Mainly what we do is walk.
Part of the joy of our endless fugue through Europe is walking, just walking. Cities and countryside.  The pleasure is being startled by ineffable beauty. You turn a corner in Veliko Tarnovo, Bulgaria and see the Tsarevets Fotress on the hilltop.https://chosenfugue.xyz/2019/06/18/into-the-cyrillic-part-1-bulgaria-interior/

You leave the train station in Florence, walk a few blocks, enter the Piazza del Duomo and the Cathedral, Giotto’s Campanile and Baptistery of St. John are right in front of you. You understand the word stunning. https://chosenfugue.xyz/2023/04/11/frenzied-firenze/ It is not just the main attractions, but also the everyday beauties you pass as you walk.

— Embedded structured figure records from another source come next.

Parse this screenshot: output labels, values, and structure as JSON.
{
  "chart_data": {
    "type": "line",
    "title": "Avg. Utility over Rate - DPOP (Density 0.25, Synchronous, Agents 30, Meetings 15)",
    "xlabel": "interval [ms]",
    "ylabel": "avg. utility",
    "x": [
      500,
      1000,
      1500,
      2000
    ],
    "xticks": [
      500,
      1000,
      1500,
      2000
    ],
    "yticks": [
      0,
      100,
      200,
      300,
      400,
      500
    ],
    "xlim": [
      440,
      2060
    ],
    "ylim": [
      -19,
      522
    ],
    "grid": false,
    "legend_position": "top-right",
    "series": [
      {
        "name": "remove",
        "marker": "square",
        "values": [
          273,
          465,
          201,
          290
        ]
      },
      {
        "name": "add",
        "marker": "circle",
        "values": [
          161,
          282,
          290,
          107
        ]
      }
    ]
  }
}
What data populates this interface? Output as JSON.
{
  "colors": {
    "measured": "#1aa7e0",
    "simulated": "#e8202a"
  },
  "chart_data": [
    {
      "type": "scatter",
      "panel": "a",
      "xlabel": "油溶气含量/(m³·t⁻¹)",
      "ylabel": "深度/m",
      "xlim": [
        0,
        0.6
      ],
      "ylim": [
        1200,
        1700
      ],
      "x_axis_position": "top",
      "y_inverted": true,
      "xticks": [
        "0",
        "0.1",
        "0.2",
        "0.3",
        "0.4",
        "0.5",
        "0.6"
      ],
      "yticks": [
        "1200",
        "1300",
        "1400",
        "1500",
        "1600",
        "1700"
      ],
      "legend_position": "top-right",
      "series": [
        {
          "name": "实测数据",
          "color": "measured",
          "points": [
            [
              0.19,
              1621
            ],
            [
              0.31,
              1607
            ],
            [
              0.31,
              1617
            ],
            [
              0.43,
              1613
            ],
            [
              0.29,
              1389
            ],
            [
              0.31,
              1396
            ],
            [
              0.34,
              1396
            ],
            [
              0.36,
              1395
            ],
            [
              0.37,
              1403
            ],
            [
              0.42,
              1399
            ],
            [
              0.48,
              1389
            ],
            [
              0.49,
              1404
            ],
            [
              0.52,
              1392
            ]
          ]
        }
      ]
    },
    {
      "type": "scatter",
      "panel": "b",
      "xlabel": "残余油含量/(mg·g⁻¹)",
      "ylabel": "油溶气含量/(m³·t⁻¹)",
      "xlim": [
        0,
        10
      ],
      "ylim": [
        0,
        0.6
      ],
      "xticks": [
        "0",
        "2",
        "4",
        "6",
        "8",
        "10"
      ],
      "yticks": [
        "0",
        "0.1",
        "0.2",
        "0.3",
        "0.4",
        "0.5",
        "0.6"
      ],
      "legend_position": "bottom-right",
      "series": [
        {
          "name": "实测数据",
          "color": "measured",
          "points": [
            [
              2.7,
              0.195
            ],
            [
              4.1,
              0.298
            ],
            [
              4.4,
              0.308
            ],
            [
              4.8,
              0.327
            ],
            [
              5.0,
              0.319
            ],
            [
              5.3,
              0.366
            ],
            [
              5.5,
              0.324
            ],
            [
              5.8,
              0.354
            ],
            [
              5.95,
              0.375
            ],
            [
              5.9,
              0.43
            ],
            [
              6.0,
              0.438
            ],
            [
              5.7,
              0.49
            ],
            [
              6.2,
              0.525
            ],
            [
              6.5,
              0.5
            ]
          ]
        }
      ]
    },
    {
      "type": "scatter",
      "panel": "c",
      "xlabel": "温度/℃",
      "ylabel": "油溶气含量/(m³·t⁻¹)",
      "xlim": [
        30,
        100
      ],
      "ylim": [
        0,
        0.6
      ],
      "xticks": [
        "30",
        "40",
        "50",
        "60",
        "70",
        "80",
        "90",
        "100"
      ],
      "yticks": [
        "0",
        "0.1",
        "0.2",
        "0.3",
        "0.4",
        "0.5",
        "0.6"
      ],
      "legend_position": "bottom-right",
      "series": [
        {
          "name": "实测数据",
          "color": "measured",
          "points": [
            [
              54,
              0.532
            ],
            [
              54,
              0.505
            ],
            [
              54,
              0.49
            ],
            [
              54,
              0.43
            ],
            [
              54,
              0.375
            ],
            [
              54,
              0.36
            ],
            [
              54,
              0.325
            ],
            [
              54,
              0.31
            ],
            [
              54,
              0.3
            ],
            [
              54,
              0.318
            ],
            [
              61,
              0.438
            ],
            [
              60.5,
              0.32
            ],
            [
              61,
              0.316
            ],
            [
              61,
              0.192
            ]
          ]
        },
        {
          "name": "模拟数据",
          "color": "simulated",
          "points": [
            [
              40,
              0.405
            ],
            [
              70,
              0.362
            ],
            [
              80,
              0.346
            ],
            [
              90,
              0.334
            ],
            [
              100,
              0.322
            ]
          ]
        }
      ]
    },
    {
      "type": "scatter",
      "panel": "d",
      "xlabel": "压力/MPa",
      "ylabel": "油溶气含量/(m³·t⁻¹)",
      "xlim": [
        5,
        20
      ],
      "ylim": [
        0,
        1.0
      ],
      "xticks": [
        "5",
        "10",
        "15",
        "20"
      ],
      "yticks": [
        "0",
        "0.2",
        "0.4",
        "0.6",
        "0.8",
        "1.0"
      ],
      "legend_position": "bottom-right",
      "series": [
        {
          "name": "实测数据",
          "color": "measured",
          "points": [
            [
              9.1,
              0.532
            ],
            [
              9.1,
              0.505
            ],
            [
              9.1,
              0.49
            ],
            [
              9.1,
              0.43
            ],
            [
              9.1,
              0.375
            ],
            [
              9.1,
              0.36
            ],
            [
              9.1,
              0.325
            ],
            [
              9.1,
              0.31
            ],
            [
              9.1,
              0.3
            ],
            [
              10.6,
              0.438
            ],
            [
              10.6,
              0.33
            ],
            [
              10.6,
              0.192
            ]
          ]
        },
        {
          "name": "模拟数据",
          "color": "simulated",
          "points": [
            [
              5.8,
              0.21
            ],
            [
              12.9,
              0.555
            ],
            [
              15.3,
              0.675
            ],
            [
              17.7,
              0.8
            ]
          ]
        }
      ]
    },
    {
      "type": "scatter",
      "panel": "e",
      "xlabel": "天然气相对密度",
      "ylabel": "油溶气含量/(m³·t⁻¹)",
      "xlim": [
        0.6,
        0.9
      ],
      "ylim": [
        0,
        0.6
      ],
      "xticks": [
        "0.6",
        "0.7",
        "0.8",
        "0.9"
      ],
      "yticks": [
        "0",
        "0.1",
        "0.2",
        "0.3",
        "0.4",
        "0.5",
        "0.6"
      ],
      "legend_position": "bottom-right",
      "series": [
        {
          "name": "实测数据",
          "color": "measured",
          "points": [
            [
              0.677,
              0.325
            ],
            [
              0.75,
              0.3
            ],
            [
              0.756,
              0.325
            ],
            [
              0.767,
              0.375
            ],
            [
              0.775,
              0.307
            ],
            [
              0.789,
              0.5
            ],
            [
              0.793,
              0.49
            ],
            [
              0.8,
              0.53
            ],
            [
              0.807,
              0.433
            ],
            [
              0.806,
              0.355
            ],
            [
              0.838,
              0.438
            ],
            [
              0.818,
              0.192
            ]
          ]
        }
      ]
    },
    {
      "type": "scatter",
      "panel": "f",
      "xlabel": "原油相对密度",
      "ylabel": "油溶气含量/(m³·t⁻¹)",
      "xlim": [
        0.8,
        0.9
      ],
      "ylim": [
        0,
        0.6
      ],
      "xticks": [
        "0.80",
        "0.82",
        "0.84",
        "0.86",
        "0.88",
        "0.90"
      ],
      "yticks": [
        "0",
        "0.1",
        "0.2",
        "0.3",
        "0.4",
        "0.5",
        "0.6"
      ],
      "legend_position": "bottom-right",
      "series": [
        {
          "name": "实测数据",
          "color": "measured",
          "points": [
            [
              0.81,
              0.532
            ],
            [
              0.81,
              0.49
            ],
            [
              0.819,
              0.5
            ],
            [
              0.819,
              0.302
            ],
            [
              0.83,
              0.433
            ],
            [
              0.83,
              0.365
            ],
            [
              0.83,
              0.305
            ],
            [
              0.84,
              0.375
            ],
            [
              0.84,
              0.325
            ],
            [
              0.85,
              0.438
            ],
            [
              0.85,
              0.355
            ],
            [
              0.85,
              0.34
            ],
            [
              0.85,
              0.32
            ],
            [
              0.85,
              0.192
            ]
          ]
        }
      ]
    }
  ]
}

New York City, San Francisco (even with the hills) are great walking cities, but Paris is better than all of them.  The art of flaneur was invented in and for Paris.

The expanse, the history, the elegance just leads you to wander. We didn’t go to any museums, no fancy restaurants, no tours, no trip up the Eiffel Tower.

Walking through Paris, is following the footsteps of icons like Simone de Bouvier & Sartre, Serge Gainsbourg, Truffaut, Baudelaire, Chopin, Collette, Jim Morrison and Oscar Wilde and countless others.

Simone + Sartre

After our first fugue from 2018-2020, it seemed odd that we had not really explored the heavyweights- Italy and France. We checked off Italy in January 2024 and it just kind of felt like, oh now we should finish up France, we did not expect how great these five weeks would be with vast differences between regions, between villages, towns and cities. Time traveling from cave paintings to roman amphitheaters to Haussmannian boulevards https://en.wikipedia.org/wiki/Georges-Eugène_Haussmann to the Eurostar cross channel trains. Emotionally, spiritually and artistically, satisfying

 Paris was the fitting end of our tour de France. We will be back.